García-Ordás María Teresa, Benavides Carmen, Benítez-Andrades José Alberto, Alaiz-Moretón Héctor, García-Rodríguez Isaías
SECOMUCI Research Groups, Escuela de Ingenierías Industrial e Informática, Universidad de León, Campus de Vegazana s/n, León C.P. 24071, Spain.
SALBIS Research Group, Department of Electric, Systems and Automatics Engineering, Universidad de León, Campus of Vegazana s/n, León, León, 24071, Spain.
Comput Methods Programs Biomed. 2021 Apr;202:105968. doi: 10.1016/j.cmpb.2021.105968. Epub 2021 Feb 15.
Diabetes is a chronic pathology which is affecting more and more people over the years.
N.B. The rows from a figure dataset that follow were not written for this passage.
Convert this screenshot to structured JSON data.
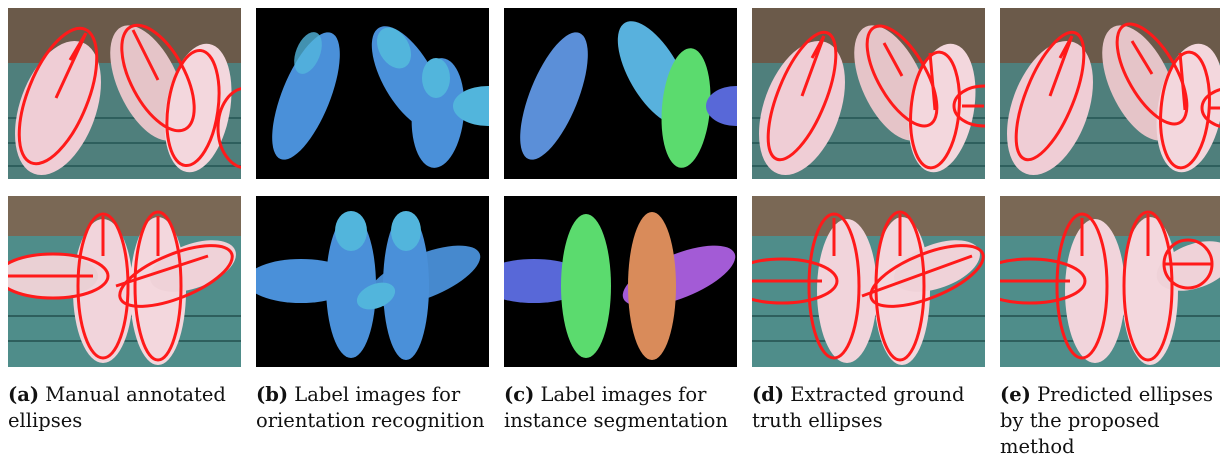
{
  "figure": {
    "colors": {
      "label_black": "#000000",
      "orientation_blue": "#4a90d9",
      "orientation_light": "#52b5dc",
      "seg_blue": "#5b8fd8",
      "seg_light": "#58b1dd",
      "seg_green": "#5bdb6e",
      "seg_indigo": "#5868d8",
      "seg_orange": "#d98b5a",
      "seg_purple": "#a35bd6",
      "annotation_red": "#ff1a1a",
      "pig_pink": "#f3d3da",
      "floor_teal": "#4d8f8a"
    },
    "panels": [
      {
        "id": "a",
        "caption_letter": "(a)",
        "caption_text": "Manual annotated ellipses"
      },
      {
        "id": "b",
        "caption_letter": "(b)",
        "caption_text": "Label images for orientation recognition"
      },
      {
        "id": "c",
        "caption_letter": "(c)",
        "caption_text": "Label images for instance segmentation"
      },
      {
        "id": "d",
        "caption_letter": "(d)",
        "caption_text": "Extracted ground truth ellipses"
      },
      {
        "id": "e",
        "caption_letter": "(e)",
        "caption_text": "Predicted ellipses by the proposed method"
      }
    ]
  }
}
It gives rise to a large number of deaths each year. Furthermore, many people living with the disease do not realize the seriousness of their health status early enough. Late diagnosis brings about numerous health problems and a large number of deaths each year so the development of methods for the early diagnosis of this pathology is essential.
In this paper, a pipeline based on deep learning techniques is proposed to predict diabetic people. It includes data augmentation using a variational autoencoder (VAE), feature augmentation using an sparse autoencoder (SAE) and a convolutional neural network for classification. Pima Indians Diabetes Database, which takes into account information on the patients such as the number of pregnancies, glucose or insulin level, blood pressure or age, has been evaluated.
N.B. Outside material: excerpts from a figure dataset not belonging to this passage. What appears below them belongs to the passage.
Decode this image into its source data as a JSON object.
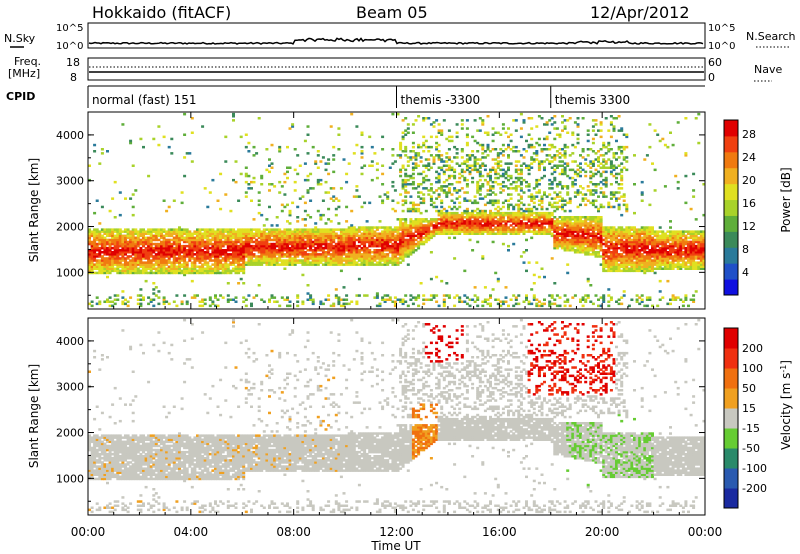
{
  "header": {
    "radar": "Hokkaido (fitACF)",
    "beam": "Beam 05",
    "date": "12/Apr/2012"
  },
  "top_panels": {
    "nsky_label": "N.Sky",
    "nsearch_label": "N.Search",
    "noise_ticks": [
      "10^5",
      "10^0"
    ],
    "freq_label_1": "Freq.",
    "freq_label_2": "[MHz]",
    "freq_ticks": [
      "18",
      "8"
    ],
    "nave_ticks": [
      "60",
      "0"
    ],
    "nave_label": "Nave",
    "cpid_label": "CPID",
    "cpid_segments": [
      {
        "label": "normal (fast) 151",
        "start_h": 0
      },
      {
        "label": "themis -3300",
        "start_h": 12
      },
      {
        "label": "themis 3300",
        "start_h": 18
      }
    ]
  },
  "chart_data": [
    {
      "type": "heatmap",
      "name": "power",
      "ylabel": "Slant Range [km]",
      "xlim_h": [
        0,
        24
      ],
      "ylim": [
        200,
        4500
      ],
      "yticks": [
        1000,
        2000,
        3000,
        4000
      ],
      "colorbar": {
        "label": "Power [dB]",
        "ticks": [
          "4",
          "8",
          "12",
          "16",
          "20",
          "24",
          "28"
        ],
        "colors": [
          "#1010e0",
          "#2050c8",
          "#2a7a9a",
          "#3b8a5a",
          "#5fae3a",
          "#a8d22a",
          "#e0e020",
          "#f0b020",
          "#f07a10",
          "#f04010",
          "#e00000"
        ]
      }
    },
    {
      "type": "heatmap",
      "name": "velocity",
      "ylabel": "Slant Range [km]",
      "xlabel": "Time UT",
      "xlim_h": [
        0,
        24
      ],
      "ylim": [
        200,
        4500
      ],
      "yticks": [
        1000,
        2000,
        3000,
        4000
      ],
      "xticks": [
        "00:00",
        "04:00",
        "08:00",
        "12:00",
        "16:00",
        "20:00",
        "00:00"
      ],
      "colorbar": {
        "label": "Velocity [m s^-1]",
        "ticks": [
          "200",
          "100",
          "50",
          "15",
          "-15",
          "-50",
          "-100",
          "-200"
        ],
        "colors": [
          "#1a2aa0",
          "#2a5ab0",
          "#2a8a6a",
          "#66cc33",
          "#c8c8c0",
          "#f0a020",
          "#f07010",
          "#f03010",
          "#e00000"
        ]
      }
    }
  ]
}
A 92.31% of accuracy was obtained when CNN classifier is trained jointly the SAE for featuring augmentation over a well balanced dataset. This means an increment of 3.17% of accuracy with respect the state-of-the-art.
Using a full deep learning pipeline for data preprocessing and classification has demonstrate to be very promising in the diabetes detection field outperforming the state-of-the-art proposals.
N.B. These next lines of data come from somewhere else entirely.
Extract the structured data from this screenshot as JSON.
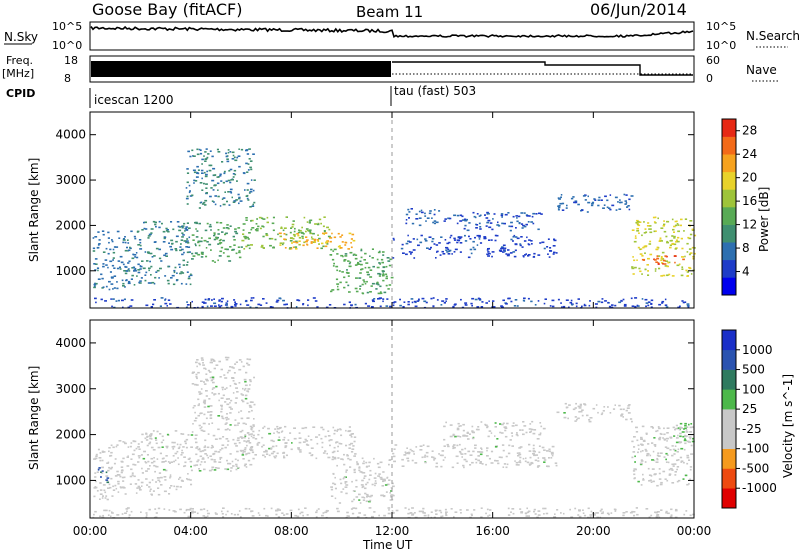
{
  "header": {
    "station": "Goose Bay (fitACF)",
    "beam": "Beam 11",
    "date": "06/Jun/2014"
  },
  "strips": {
    "nsky_label": "N.Sky",
    "nsky_ticks": [
      "10^5",
      "10^0"
    ],
    "nsearch_label": "N.Search",
    "nsearch_ticks": [
      "10^5",
      "10^0"
    ],
    "freq_label": "Freq.",
    "freq_unit": "[MHz]",
    "freq_ticks": [
      "18",
      "8"
    ],
    "nave_label": "Nave",
    "nave_ticks": [
      "60",
      "0"
    ],
    "cpid_label": "CPID",
    "cpid_modes": [
      {
        "name": "icescan 1200",
        "start_hour": 0,
        "end_hour": 12
      },
      {
        "name": "tau (fast) 503",
        "start_hour": 12,
        "end_hour": 24
      }
    ]
  },
  "x_axis": {
    "label": "Time UT",
    "ticks": [
      "00:00",
      "04:00",
      "08:00",
      "12:00",
      "16:00",
      "20:00",
      "00:00"
    ],
    "range_hours": [
      0,
      24
    ]
  },
  "chart_data": [
    {
      "type": "heatmap",
      "name": "power-panel",
      "ylabel": "Slant Range [km]",
      "yticks": [
        "4000",
        "3000",
        "2000",
        "1000"
      ],
      "yrange": [
        180,
        4500
      ],
      "colorbar": {
        "label": "Power [dB]",
        "ticks": [
          "28",
          "24",
          "20",
          "16",
          "12",
          "8",
          "4"
        ],
        "range": [
          0,
          30
        ],
        "colors": [
          "#0000ee",
          "#1e3cc8",
          "#2d6fb0",
          "#3f8f70",
          "#58aa55",
          "#9ec43a",
          "#e8d22a",
          "#f6a21e",
          "#f36a18",
          "#e62814"
        ]
      },
      "regions": [
        {
          "t0": 0.1,
          "t1": 2.0,
          "r0": 600,
          "r1": 1900,
          "value": 8
        },
        {
          "t0": 2.0,
          "t1": 4.0,
          "r0": 700,
          "r1": 2100,
          "value": 9
        },
        {
          "t0": 4.0,
          "t1": 6.0,
          "r0": 1200,
          "r1": 2100,
          "value": 12
        },
        {
          "t0": 3.8,
          "t1": 6.5,
          "r0": 2400,
          "r1": 3700,
          "value": 9
        },
        {
          "t0": 6.0,
          "t1": 9.5,
          "r0": 1500,
          "r1": 2200,
          "value": 15
        },
        {
          "t0": 7.5,
          "t1": 10.5,
          "r0": 1500,
          "r1": 1850,
          "value": 22
        },
        {
          "t0": 9.5,
          "t1": 12.0,
          "r0": 500,
          "r1": 1500,
          "value": 13
        },
        {
          "t0": 12.0,
          "t1": 18.5,
          "r0": 1300,
          "r1": 1800,
          "value": 5
        },
        {
          "t0": 12.5,
          "t1": 14.0,
          "r0": 2000,
          "r1": 2400,
          "value": 7
        },
        {
          "t0": 14.0,
          "t1": 18.0,
          "r0": 1900,
          "r1": 2300,
          "value": 6
        },
        {
          "t0": 18.5,
          "t1": 21.5,
          "r0": 2300,
          "r1": 2700,
          "value": 7
        },
        {
          "t0": 21.5,
          "t1": 24.0,
          "r0": 900,
          "r1": 2200,
          "value": 18
        },
        {
          "t0": 21.8,
          "t1": 24.0,
          "r0": 1150,
          "r1": 1350,
          "value": 26
        },
        {
          "t0": 0.0,
          "t1": 24.0,
          "r0": 200,
          "r1": 420,
          "value": 5
        }
      ]
    },
    {
      "type": "heatmap",
      "name": "velocity-panel",
      "ylabel": "Slant Range [km]",
      "yticks": [
        "4000",
        "3000",
        "2000",
        "1000"
      ],
      "yrange": [
        180,
        4500
      ],
      "colorbar": {
        "label": "Velocity [m s^-1]",
        "ticks": [
          "1000",
          "500",
          "100",
          "25",
          "-25",
          "-100",
          "-500",
          "-1000"
        ],
        "range": [
          -1200,
          1200
        ],
        "colors": [
          "#e00000",
          "#ee4a10",
          "#f59a1e",
          "#c8c8c8",
          "#c8c8c8",
          "#4db84a",
          "#2f7a5f",
          "#2a53b0",
          "#1a2fc8"
        ]
      },
      "regions": [
        {
          "t0": 0.1,
          "t1": 2.0,
          "r0": 600,
          "r1": 1900,
          "value": 0
        },
        {
          "t0": 0.1,
          "t1": 0.7,
          "r0": 950,
          "r1": 1350,
          "value": 700
        },
        {
          "t0": 2.0,
          "t1": 4.0,
          "r0": 700,
          "r1": 2100,
          "value": 0
        },
        {
          "t0": 4.0,
          "t1": 6.5,
          "r0": 1200,
          "r1": 3700,
          "value": 0
        },
        {
          "t0": 6.0,
          "t1": 10.5,
          "r0": 1500,
          "r1": 2200,
          "value": 0
        },
        {
          "t0": 9.5,
          "t1": 12.0,
          "r0": 500,
          "r1": 1500,
          "value": 0
        },
        {
          "t0": 12.0,
          "t1": 18.5,
          "r0": 1300,
          "r1": 1800,
          "value": 0
        },
        {
          "t0": 14.0,
          "t1": 18.0,
          "r0": 1900,
          "r1": 2300,
          "value": 0
        },
        {
          "t0": 18.5,
          "t1": 21.5,
          "r0": 2300,
          "r1": 2700,
          "value": 0
        },
        {
          "t0": 21.5,
          "t1": 24.0,
          "r0": 900,
          "r1": 2200,
          "value": 0
        },
        {
          "t0": 23.0,
          "t1": 24.0,
          "r0": 1800,
          "r1": 2300,
          "value": 200
        },
        {
          "t0": 0.0,
          "t1": 24.0,
          "r0": 200,
          "r1": 420,
          "value": -60
        }
      ]
    }
  ]
}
糖尿病是一种慢性疾病,多年来影响着越来越多的人。每年都会导致大量死亡。此外,许多糖尿病患者没有足够早地意识到自己健康状况的严重性。延迟诊断每年会带来众多健康问题和大量死亡,因此开发这种疾病的早期诊断方法至关重要。
本文提出了一种基于深度学习技术的流程来预测糖尿病患者。它包括使用变分自编码器(VAE)进行数据增强、使用稀疏自编码器(SAE)进行特征增强以及使用卷积神经网络进行分类。对皮马印第安人糖尿病数据库进行了评估,该数据库考虑了患者的诸如怀孕次数、血糖或胰岛素水平、血压或年龄等信息。
当在一个平衡良好的数据集上联合训练用于特征增强的SAE的CNN分类器时,获得了92.31%的准确率。这意味着相对于现有技术,准确率提高了3.17%。
在糖尿病检测领域,使用完整的深度学习流程进行数据预处理和分类已被证明非常有前景,优于现有技术方案。